Commitment 7: Car time is conversation time

This is one commitment of Crouch that I can say from personal experience is dead on. Even on brief errands, my son who is otherwise not disposed to freely offer up the cherished information that parents seek will open up for deep conversation. This has even taken my wife by surprise since it has also happened to her. This is not to say that we always ban devices from the car, but often, we go without them.

Commitment 8: Spouses have one another’s passwords and parents have full access to children’s devices

This commitment requires deep trust and vulnerability. Given our wedding vows and the other obvious ways that deep trust and vulnerability are required between couples, this should not be something difficult to do. While some may find this creepy, it is perhaps creepier that “30% of all internet traffic” relates to pornography; in fact, 62% of teens report having received nude images and 40% claim to have sent one (p. 169)! The rationale for this goes back to Commitment 1—parents need to both demonstrate great wisdom and courage themselves, but also to help their children grow in these areas because, Crouch warns, “if we build our family’s technological life around trying to keep porn out, we will fail” (p. 173).

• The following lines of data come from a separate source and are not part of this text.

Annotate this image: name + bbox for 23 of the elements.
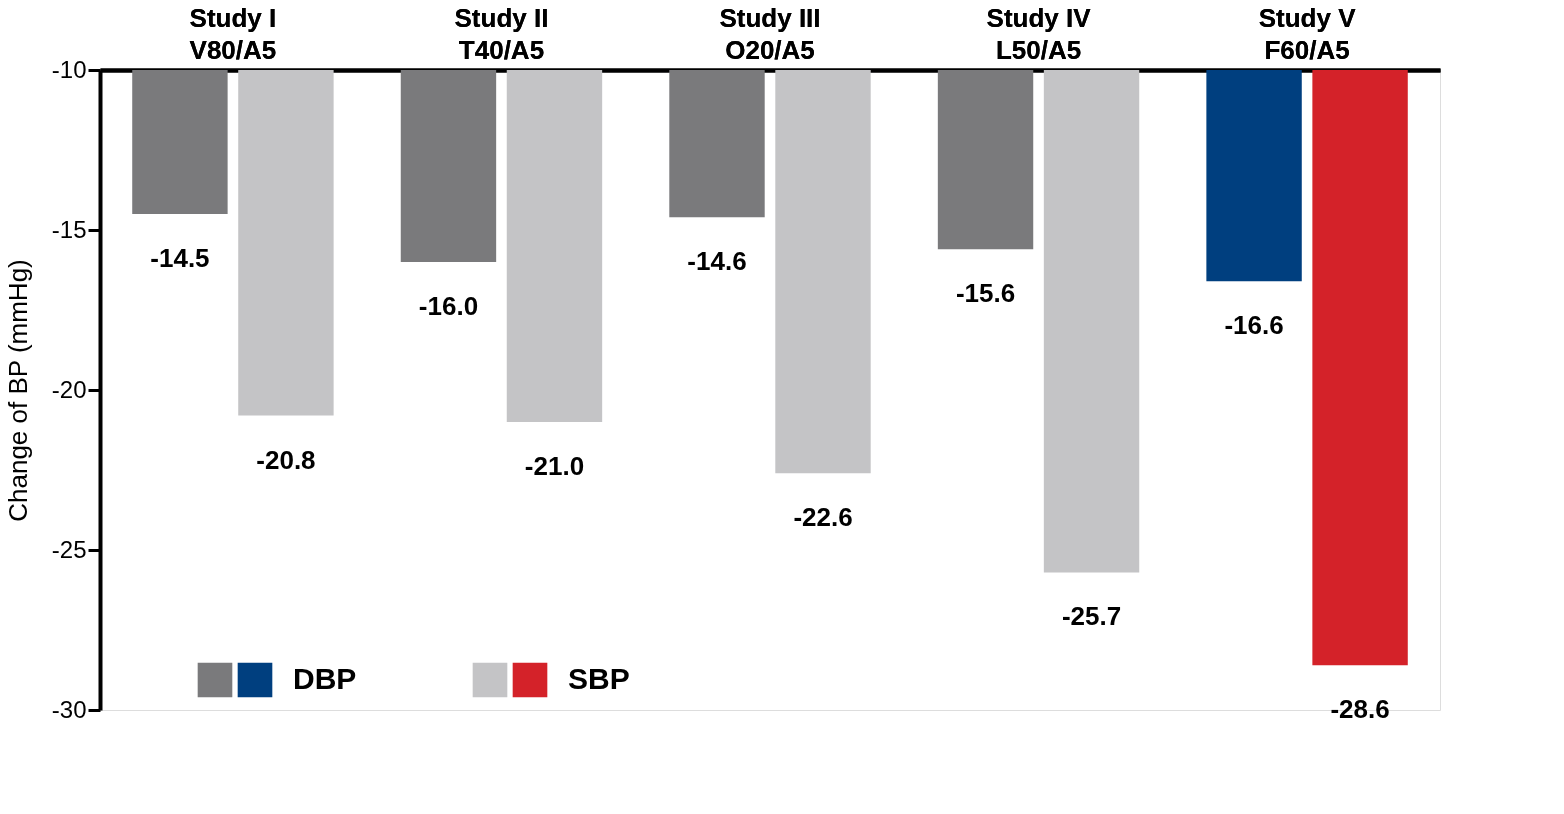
data-label: -16.0 [418,291,479,321]
data-label: -28.6 [1330,694,1390,725]
data-label: -14.6 [687,246,747,277]
data-label: -16.6 [1224,310,1284,341]
x-tick-label: Study II T40/A5 [454,2,549,65]
data-label: -25.7 [1061,601,1122,632]
x-tick-label: Study I V80/A5 [189,2,277,65]
data-label: -20.8 [256,444,316,475]
data-label: -15.6 [955,278,1016,309]
data-label: -14.5 [150,243,210,273]
x-tick-label: Study IV L50/A5 [986,2,1092,65]
data-label: -21.0 [524,451,585,481]
y-tick-label: -30 [51,695,87,723]
x-tick-label: Study III O20/A5 [719,2,821,65]
y-tick-label: -20 [51,375,87,403]
data-label: -22.6 [793,502,853,533]
legend-label: DBP [293,662,357,695]
y-tick-label: -15 [51,215,87,243]
y-tick-label: -25 [51,535,87,563]
legend-label: SBP [568,662,630,695]
y-tick-label: -10 [51,55,87,83]
x-tick-label: Study V F60/A5 [1258,2,1357,65]
y-axis-title: Change of BP (mmHg) [2,259,33,522]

Although most of the chapter is framed against porn, other issues are assumed under the principle: “no technological secrets, and no place to hide them” (p. 177).

Commitment 9: Sing together (create music) rather than consume the music of others

Of all the chapters of the book, I found this one the oddest. Yet, his point is well taken. “In too many of our churches [and society in general], however, we have settled for a technological substitute for worship: amplification, which allows a few experts to do the worshipping on our behalf while we offer far too little of our own heart, soul, mind, and strength” (p. 192).

Commitment 10: Show up (physically) for the big events of life

The importance and value of this Commitment is beautiful; the remainder of it, which I abbreviated in the summary list above, concludes by adding, “We learn how to be human by being fully present at our moments of greatest vulnerability. We hope to die in one another’s arms” (p. 197). The nudge here is that it makes decision about attending weddings, graduations, etc., easy and it places high value on events that matter.

Notable features of the book

A useful highlight of the book is the inclusion of numerous types of charts, graphs, and info graphics (18% of the book to be exact) conducted by the Barna Group that helps to frame Crouch’s discussions and connect them to empirical research instead of anecdotal evidence.

While there is not extensive research provided in the endnotes, which is the norm for non-academic books, Crouch includes insights from the fields of medicine, science, and psychology. Additionally, he includes a brief section called “For Further Reading” at the close of the book that offers Crouch’s advice on what to read next to dive deeper into the issues raised in the book.

Conclusion

In a world that is running headlong into more tech, we all need to take a moment (or several) to examine how technology impacts our lives. Crouch offers families an introduction on how to do that well, and one that is based on both his own family’s experience and research done by the Barna Group.

*This has been a review of Andy Crouch’s book, The Tech-wise Family: Everyday Steps for Putting Technology in its Proper Place (Grand Rapids, MI: Baker, 2017).


Ben Snyder is the Editorial Assistant and senior Book Review Editor for Soul Care Collective.